Durch die milden Winter sind Zecken inzwischen fast ganzjährig aktiv. Dennoch gab es 2019 weniger Fälle von Frühsommer-Meningoenzephalitis (FSME). Vor allem in Baden-Württemberg sind die Zahlen drastisch gesunken. Doch woran kann das liegen?

Stuttgart - Einst kamen sie pünktlich mit dem Frühjahr und waren noch mal im September aktiv. Doch im Vergleich zu vor 20 Jahren hat sich die Zeckensaison gut drei Wochen nach vorne verschoben, berichteten Zecken-Experten am Montag in Stuttgart. „Teils sind die Blutsauger auch im Hochsommer und sogar bis Weihnachten aktiv“, sagte der Mikrobiologe Gerhard Dobler vom Institut für Mikrobiologie der Bundeswehr in München. Trotzdem sind in Deutschland 2019 deutlich weniger Menschen an Frühsommer-Meningoenzephalitis (FSME) erkrankt als im Vorjahr. FSME ist nach der Borreliose die zweithäufigste durch Zeckenstiche übertragene Krankheit in Deutschland. Im schlimmsten Fall endet sie tödlich. „Nachdem 2018 bundesweit noch 607 Fälle gemeldet wurden, liegt die Zahl 2019 bei 462, also 145 Fälle weniger“, sagte die Zeckenexpertin Ute Mackenstedt von der Uni Hohenheim.

 

Das Infektionsrisiko bleibt groß

Die Experten geben jedoch keine Entwarnung, das Infektionsrisiko bleibe groß. Der Rückgang liege hauptsächlich daran, dass die Zahl der Erkrankungen in Baden-Württemberg drastisch gesunken seit: 2018 wurden noch 272 Fälle registriert, 2019 lag die Zahl bei 157, also 115 Fälle weniger. Laut Rainer Oehme vom Landesgesundheitsamt sank etwa die Zahl der Fälle im Landkreis Calw von 27 auf 9. In Bayern, neben dem Südwesten die zweite FSME-Hochburg in Deutschland, gab es 24 Fälle weniger. In den anderen Bundesländern dagegen ist die Zahl der FSME-Erkrankungen gleich geblieben oder gestiegen. Was ist also der Grund für den ungewöhnlichen Rückgang im Land?
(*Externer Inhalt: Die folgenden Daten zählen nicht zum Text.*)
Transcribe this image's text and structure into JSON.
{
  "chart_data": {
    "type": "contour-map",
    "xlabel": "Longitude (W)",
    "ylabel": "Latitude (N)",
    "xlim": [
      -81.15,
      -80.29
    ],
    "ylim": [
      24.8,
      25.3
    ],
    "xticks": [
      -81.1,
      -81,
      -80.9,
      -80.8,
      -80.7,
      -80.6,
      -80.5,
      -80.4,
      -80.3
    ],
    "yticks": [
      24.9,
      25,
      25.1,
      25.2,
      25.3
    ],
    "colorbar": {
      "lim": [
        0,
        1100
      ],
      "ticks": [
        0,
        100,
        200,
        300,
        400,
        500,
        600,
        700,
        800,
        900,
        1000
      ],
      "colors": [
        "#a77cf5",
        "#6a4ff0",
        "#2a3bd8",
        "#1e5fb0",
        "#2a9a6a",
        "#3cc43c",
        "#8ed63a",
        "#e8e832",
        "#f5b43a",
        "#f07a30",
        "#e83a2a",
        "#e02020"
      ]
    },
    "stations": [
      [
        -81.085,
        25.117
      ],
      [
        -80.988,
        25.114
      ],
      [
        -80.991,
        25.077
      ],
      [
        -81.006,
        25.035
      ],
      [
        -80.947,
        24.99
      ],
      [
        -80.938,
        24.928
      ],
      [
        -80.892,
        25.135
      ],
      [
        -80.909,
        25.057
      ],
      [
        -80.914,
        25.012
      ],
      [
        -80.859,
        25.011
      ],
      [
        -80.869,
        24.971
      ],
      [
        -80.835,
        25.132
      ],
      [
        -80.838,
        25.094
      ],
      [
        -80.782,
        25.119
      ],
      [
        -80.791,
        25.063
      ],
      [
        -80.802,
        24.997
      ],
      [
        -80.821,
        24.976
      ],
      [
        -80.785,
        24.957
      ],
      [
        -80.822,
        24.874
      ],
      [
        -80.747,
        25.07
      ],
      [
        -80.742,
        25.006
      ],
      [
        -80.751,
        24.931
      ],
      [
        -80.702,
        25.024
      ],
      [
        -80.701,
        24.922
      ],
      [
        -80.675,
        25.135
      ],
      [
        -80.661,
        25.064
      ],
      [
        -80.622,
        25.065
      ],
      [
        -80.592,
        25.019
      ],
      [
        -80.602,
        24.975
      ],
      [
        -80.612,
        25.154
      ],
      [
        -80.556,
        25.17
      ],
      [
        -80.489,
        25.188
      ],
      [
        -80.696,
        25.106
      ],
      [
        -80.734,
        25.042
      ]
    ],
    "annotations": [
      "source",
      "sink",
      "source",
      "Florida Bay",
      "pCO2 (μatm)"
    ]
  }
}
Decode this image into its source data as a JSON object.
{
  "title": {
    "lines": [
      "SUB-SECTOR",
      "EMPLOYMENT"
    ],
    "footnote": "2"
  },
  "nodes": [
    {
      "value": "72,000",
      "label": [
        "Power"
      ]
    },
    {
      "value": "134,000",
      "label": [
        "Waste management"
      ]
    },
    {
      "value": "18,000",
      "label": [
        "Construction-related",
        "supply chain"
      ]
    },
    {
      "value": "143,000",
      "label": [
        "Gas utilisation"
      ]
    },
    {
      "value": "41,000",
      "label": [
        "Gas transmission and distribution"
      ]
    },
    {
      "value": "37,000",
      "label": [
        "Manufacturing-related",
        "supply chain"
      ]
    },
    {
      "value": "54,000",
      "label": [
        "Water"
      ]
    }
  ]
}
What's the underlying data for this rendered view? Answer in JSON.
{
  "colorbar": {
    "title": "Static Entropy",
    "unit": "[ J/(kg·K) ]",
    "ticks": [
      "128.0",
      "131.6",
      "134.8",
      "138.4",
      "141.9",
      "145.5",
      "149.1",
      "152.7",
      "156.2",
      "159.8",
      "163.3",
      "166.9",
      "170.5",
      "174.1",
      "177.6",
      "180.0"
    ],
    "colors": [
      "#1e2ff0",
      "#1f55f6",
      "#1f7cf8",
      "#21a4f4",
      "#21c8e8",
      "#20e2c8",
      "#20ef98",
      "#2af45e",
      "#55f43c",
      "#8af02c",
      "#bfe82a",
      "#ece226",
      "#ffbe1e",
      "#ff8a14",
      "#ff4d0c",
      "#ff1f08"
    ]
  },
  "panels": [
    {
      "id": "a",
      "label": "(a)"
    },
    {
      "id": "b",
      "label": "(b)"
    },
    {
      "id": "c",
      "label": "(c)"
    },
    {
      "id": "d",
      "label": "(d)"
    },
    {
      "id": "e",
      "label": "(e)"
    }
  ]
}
„Wir haben noch keine eindeutige Erklärung dafür“, sagte Rainer Oehme vom Landesgesundheitsamt. Die Zeckenaktivität sei 2019 so hoch wie im Vorjahr gewesen. Doch die Wissenschaftler haben eine Vermutung: „Die heißen Sommer sind für den Gemeinen Holzbock, die häufigste Zeckenart in Mitteleuropa, nicht ideal“, erklärte Dobler. Auch das FSME-Virus komme wohl mit der Hitze nicht zurecht. „Zecken, die wir in etwa 300 bis 400 Meter hoch liegenden Gebieten finden, tragen das Virus kaum noch in sich“, so Dobler. Inzwischen seien hauptsächlich Zecken in Regionen auf 400 bis 600 Metern befallen. Die Gefahrengebiete verschieben sich somit zunehmend.

Warnung vor exotischen Zeckenarten

Immerhin: Nachdem im Sommer 2019 Meldungen über Tropenzecken als mögliche neue Quelle für gefährliche Infektionen für Aufsehen gesorgt hatten, gab es nun Entwarnung – vorläufig. „Das Krim-Kongo Hämorrhagische Fieber ist bisher in keiner Hyalomma-Zecke nachgewiesen worden“, sagte Ute Mackenstedt. Nach den ersten Funden in Deutschland hatte die Forscherin dazu aufgerufen, verdächtige Zecken einzusenden. Die Experten warnen dennoch, dass weitere exotische Zeckenarten eingeschleppt werden und hier überwintern können.